Il pomeriggio, condotto in maniera brillante da Fabrizio Diolaiuti, è filato via liscio come l’olio, fra premi e riconoscimenti, interventi di politici e di esponenti dell’Atorn, associazione toscana ricerca neurologica.
Ma alla fine quando Bocelli, dopo aver ricevuto il premio su invito di Diolaiuti ha intonato “Musica Proibita” di Gastaldon, dall’atrio si è levato un autentico boato. Al termine di questa prima canzone il pubblico, tutto in piedi, ha acclamato il tenore toscano che, accompagnato dal violinista Brad Repp e dal pianista Carlo Bernini, ha cantato insieme al soprano Maria Luigia Borsi, “Tace il Labbro” di Franz Lehar. Al termine ancora un’ovazione ed il pubblico in deliro a scandire il nome di Bocelli che generosamente ha subito intonato la romanza “Oh Soave Fanciulla” dalla Boheme di Giacomo Piccini.
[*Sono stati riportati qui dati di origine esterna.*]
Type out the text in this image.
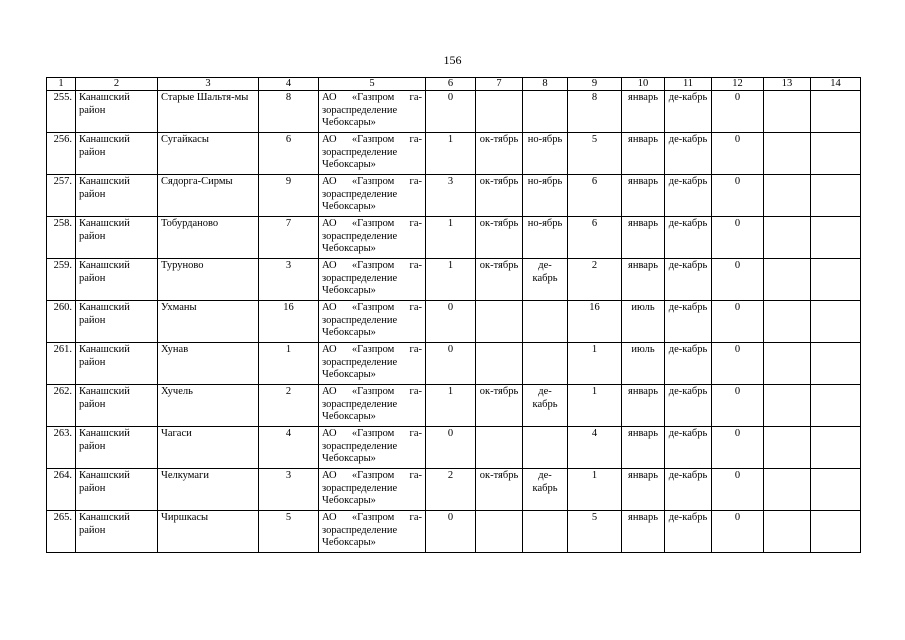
156
1	2	3	4	5	6	7	8	9	10	11	12	13	14
255.	Канашский район	Старые Шальтя-мы	8	АО «Газпром га-зораспределение Чебоксары»	0			8	январь	де-кабрь	0		
256.	Канашский район	Сугайкасы	6	АО «Газпром га-зораспределение Чебоксары»	1	ок-тябрь	но-ябрь	5	январь	де-кабрь	0		
257.	Канашский район	Сядорга-Сирмы	9	АО «Газпром га-зораспределение Чебоксары»	3	ок-тябрь	но-ябрь	6	январь	де-кабрь	0		
258.	Канашский район	Тобурданово	7	АО «Газпром га-зораспределение Чебоксары»	1	ок-тябрь	но-ябрь	6	январь	де-кабрь	0		
259.	Канашский район	Туруново	3	АО «Газпром га-зораспределение Чебоксары»	1	ок-тябрь	де-кабрь	2	январь	де-кабрь	0		
260.	Канашский район	Ухманы	16	АО «Газпром га-зораспределение Чебоксары»	0			16	июль	де-кабрь	0		
261.	Канашский район	Хунав	1	АО «Газпром га-зораспределение Чебоксары»	0			1	июль	де-кабрь	0		
262.	Канашский район	Хучель	2	АО «Газпром га-зораспределение Чебоксары»	1	ок-тябрь	де-кабрь	1	январь	де-кабрь	0		
263.	Канашский район	Чагаси	4	АО «Газпром га-зораспределение Чебоксары»	0			4	январь	де-кабрь	0		
264.	Канашский район	Челкумаги	3	АО «Газпром га-зораспределение Чебоксары»	2	ок-тябрь	де-кабрь	1	январь	де-кабрь	0		
265.	Канашский район	Чиршкасы	5	АО «Газпром га-зораспределение Чебоксары»	0			5	январь	де-кабрь	0		
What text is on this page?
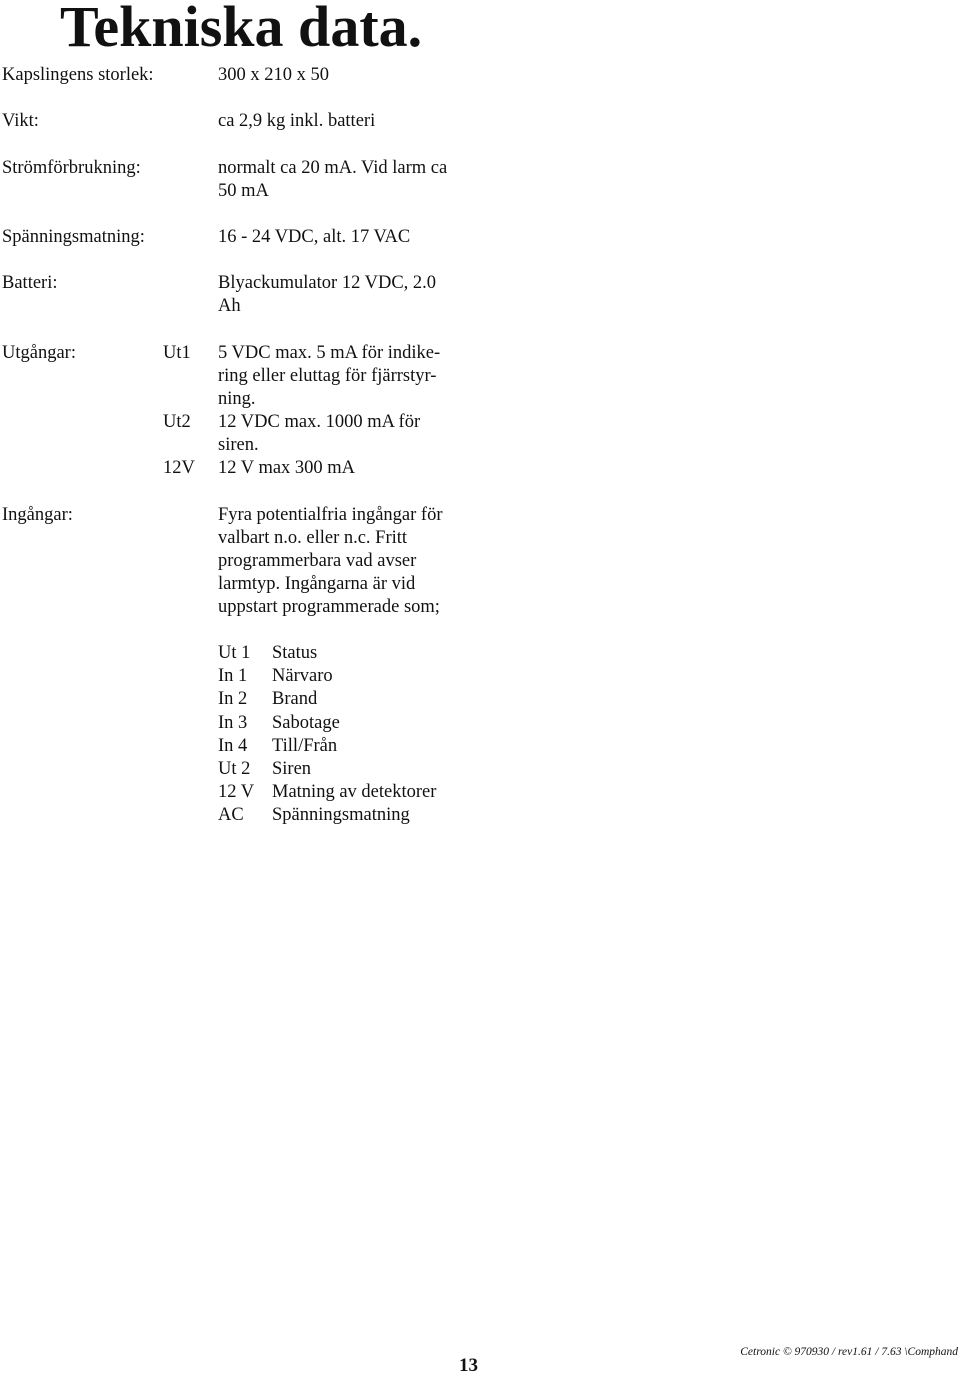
Tekniska data.

Kapslingens storlek:	300 x 210 x 50

Vikt:	ca 2,9 kg inkl. batteri

Strömförbrukning:	normalt ca 20 mA. Vid larm ca

50 mA

Spänningsmatning:	16 - 24 VDC, alt. 17 VAC

Batteri:	Blyackumulator 12 VDC, 2.0

Ah

Utgångar:	Ut1 5 VDC max. 5 mA för indike-

ring eller eluttag för fjärrstyr-

ning.

Ut2 12 VDC max. 1000 mA för

siren.

12V 12 V max 300 mA

Ingångar:	Fyra potentialfria ingångar för

valbart n.o. eller n.c. Fritt

programmerbara vad avser

larmtyp. Ingångarna är vid

uppstart programmerade som;

Ut 1 Status

In 1 Närvaro

In 2 Brand

In 3 Sabotage

In 4 Till/Från

Ut 2 Siren

12 V Matning av detektorer

AC Spänningsmatning

13
Cetronic © 970930 / rev1.61 / 7.63 \Comphand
Insomma quello di domenica, nell’atrio dell’ospedale Versilia, come ha sottolineato il presidente dell’Atorn Gianfranco Antognoli, è stato un pomeriggio davvero unico ed irripetibile.
“Un grande evento per sottolineare l’importanza della ricerca neurologica in italia e nel mondo” ha detto Ubaldo Bonuccelli, direttore scientifico dell’Atorn.